Les lâches – L’édito de Patrice Chabanet
74 femmes ont perdu la vie, depuis le début de l’année, sous les coups de leur compagnon ou de leur ex. 2 000 personnes se sont réunies à Paris pour demander la fin de ce « massacre ». Une femme tuée tous les trois jours : un chiffre auquel on finit par s’habituer, comme un fait divers parmi d’autres. Or, en l’occurrence, on ne peut pas parler d’accident, ni de fatalité. Le féminicide est un acte volontaire. Leurs auteurs sont des lâches qui n’entendent pas que leur supériorité autoproclamée soit contestée par une femme : la tuer, à leurs yeux, revient à effacer un problème. Le féminicide n’est que la forme exacerbée d’un dévoiement plus général et plus fréquent : la violence faite aux femmes.

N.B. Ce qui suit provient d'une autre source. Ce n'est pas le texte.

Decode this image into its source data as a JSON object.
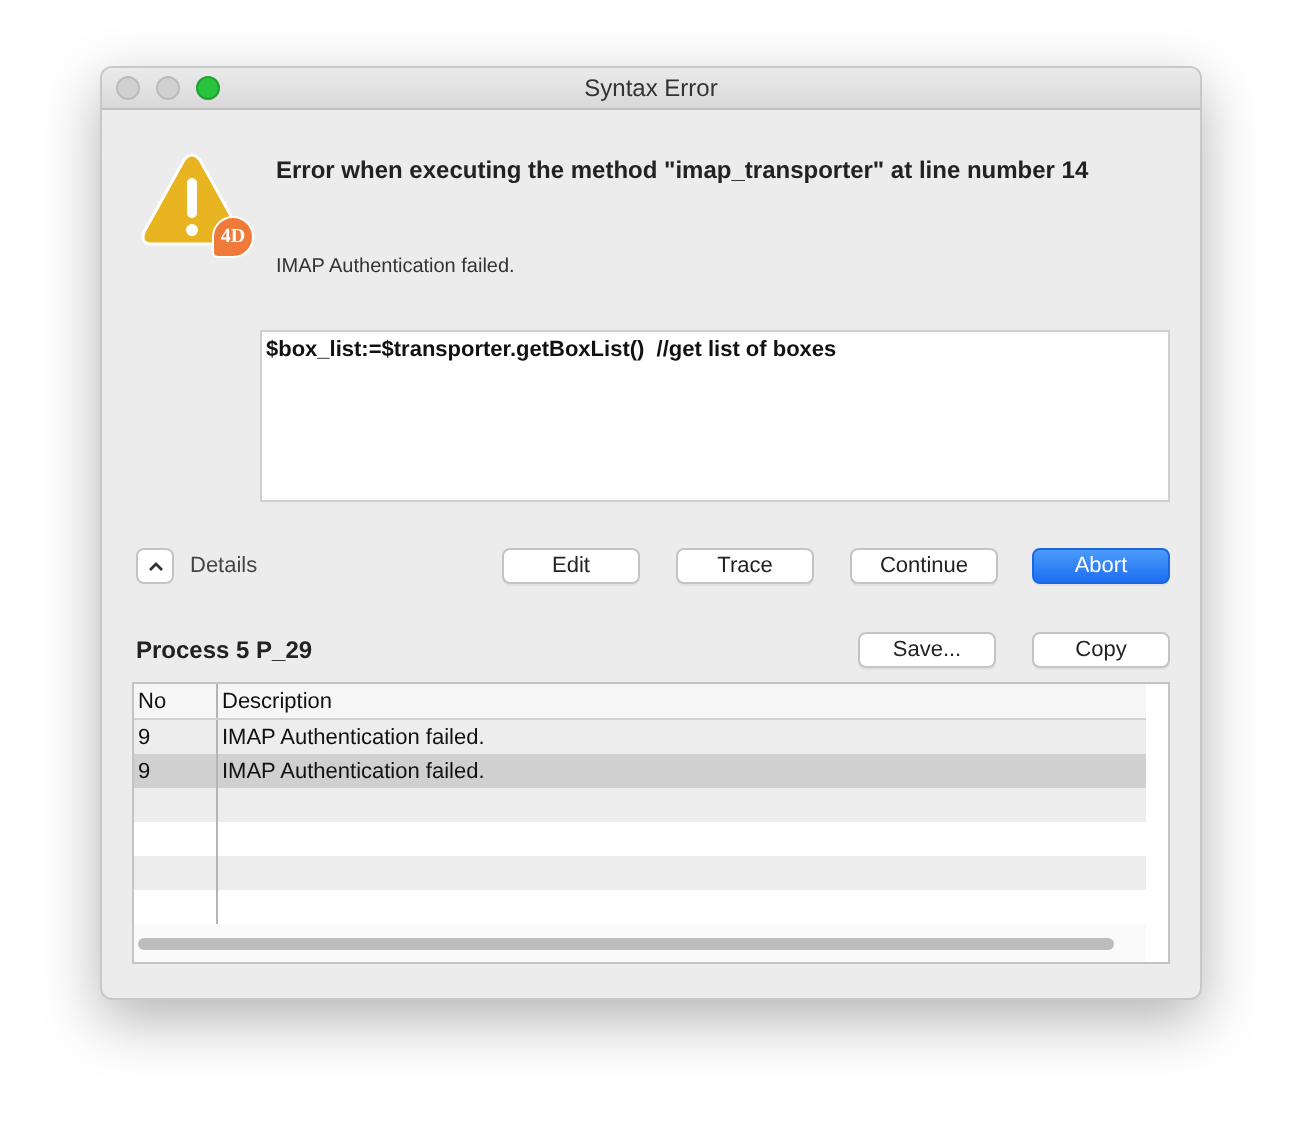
{
  "window": {
    "title": "Syntax Error"
  },
  "alert": {
    "badge": "4D",
    "heading": "Error when executing the method \"imap_transporter\" at line number 14",
    "message": "IMAP Authentication failed.",
    "code": "$box_list:=$transporter.getBoxList()  //get list of boxes"
  },
  "details": {
    "label": "Details",
    "expanded": true
  },
  "buttons": [
    {
      "label": "Edit",
      "default": false
    },
    {
      "label": "Trace",
      "default": false
    },
    {
      "label": "Continue",
      "default": false
    },
    {
      "label": "Abort",
      "default": true
    }
  ],
  "process": {
    "label": "Process 5 P_29",
    "buttons": [
      "Save...",
      "Copy"
    ]
  },
  "table": {
    "columns": [
      "No",
      "Description"
    ],
    "rows": [
      {
        "no": "9",
        "description": "IMAP Authentication failed.",
        "selected": false
      },
      {
        "no": "9",
        "description": "IMAP Authentication failed.",
        "selected": true
      }
    ]
  }
}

Dans ce domaine, les chiffres ne sont pas vraiment disponibles. Il n’est pas facile pour une épouse de déposer plainte contre un mari qui a la main leste, surtout lorsqu’il y a dépendance financière. S’en prendre juridiquement au père de ses enfants n’est pas évident non plus. La perversité d’un époux violent est d’être tout à fait conscient que le huis clos familial lui assurera l’impunité. S’ajoute un phénomène dans l’air du temps : la montée de la violence dans la société. Pour certains esprits mâles en mal d’arguments, cogner sa femme, ce n’est ni plus ni moins que la version domestique d’une rixe entre automobilistes : on ne s’explique pas, on tape.

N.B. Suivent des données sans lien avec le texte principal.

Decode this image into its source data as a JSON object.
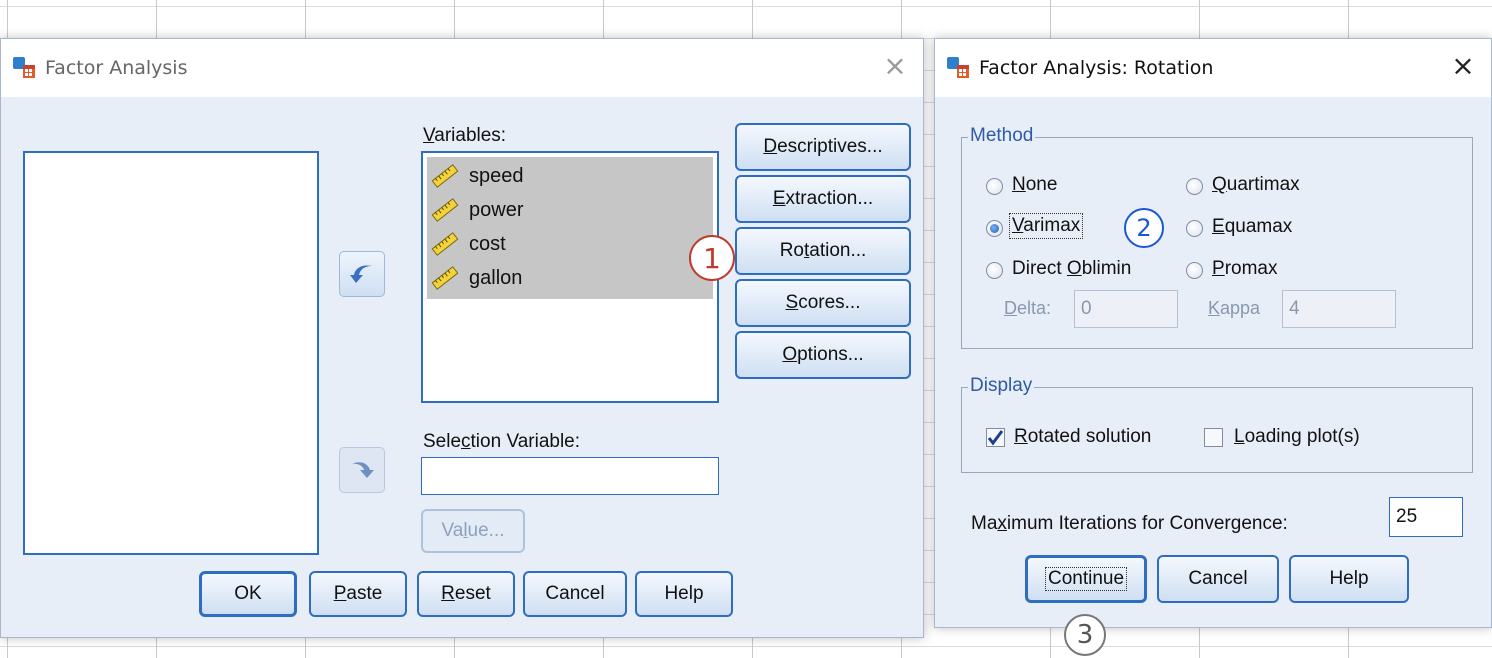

A juste titre, les associations de défense des victimes demandent un resserrement des dispositifs juridiques : la prise en compte plus rapide des plaintes ou des signalements, la pose de bracelets électroniques et une protection accrue des victimes avec, par exemple, l’octroi d’un logement d’urgence. Cela dit, reconnaissons-le, il n’y aura pas de solution idéale : entre une menace de mort et le passage à l’acte, il n’y a pas, fort heureusement, automaticité. Comment alors apprécier la juste gravité de la situation ? Au-delà, reste un problème d’éducation à résoudre, et cela dès l’école. Il faut apprendre aux garçons à respecter les filles et aux filles à ne pas accepter les coups. Un vœu pieux ? Non, une nécessité pour éviter les drames.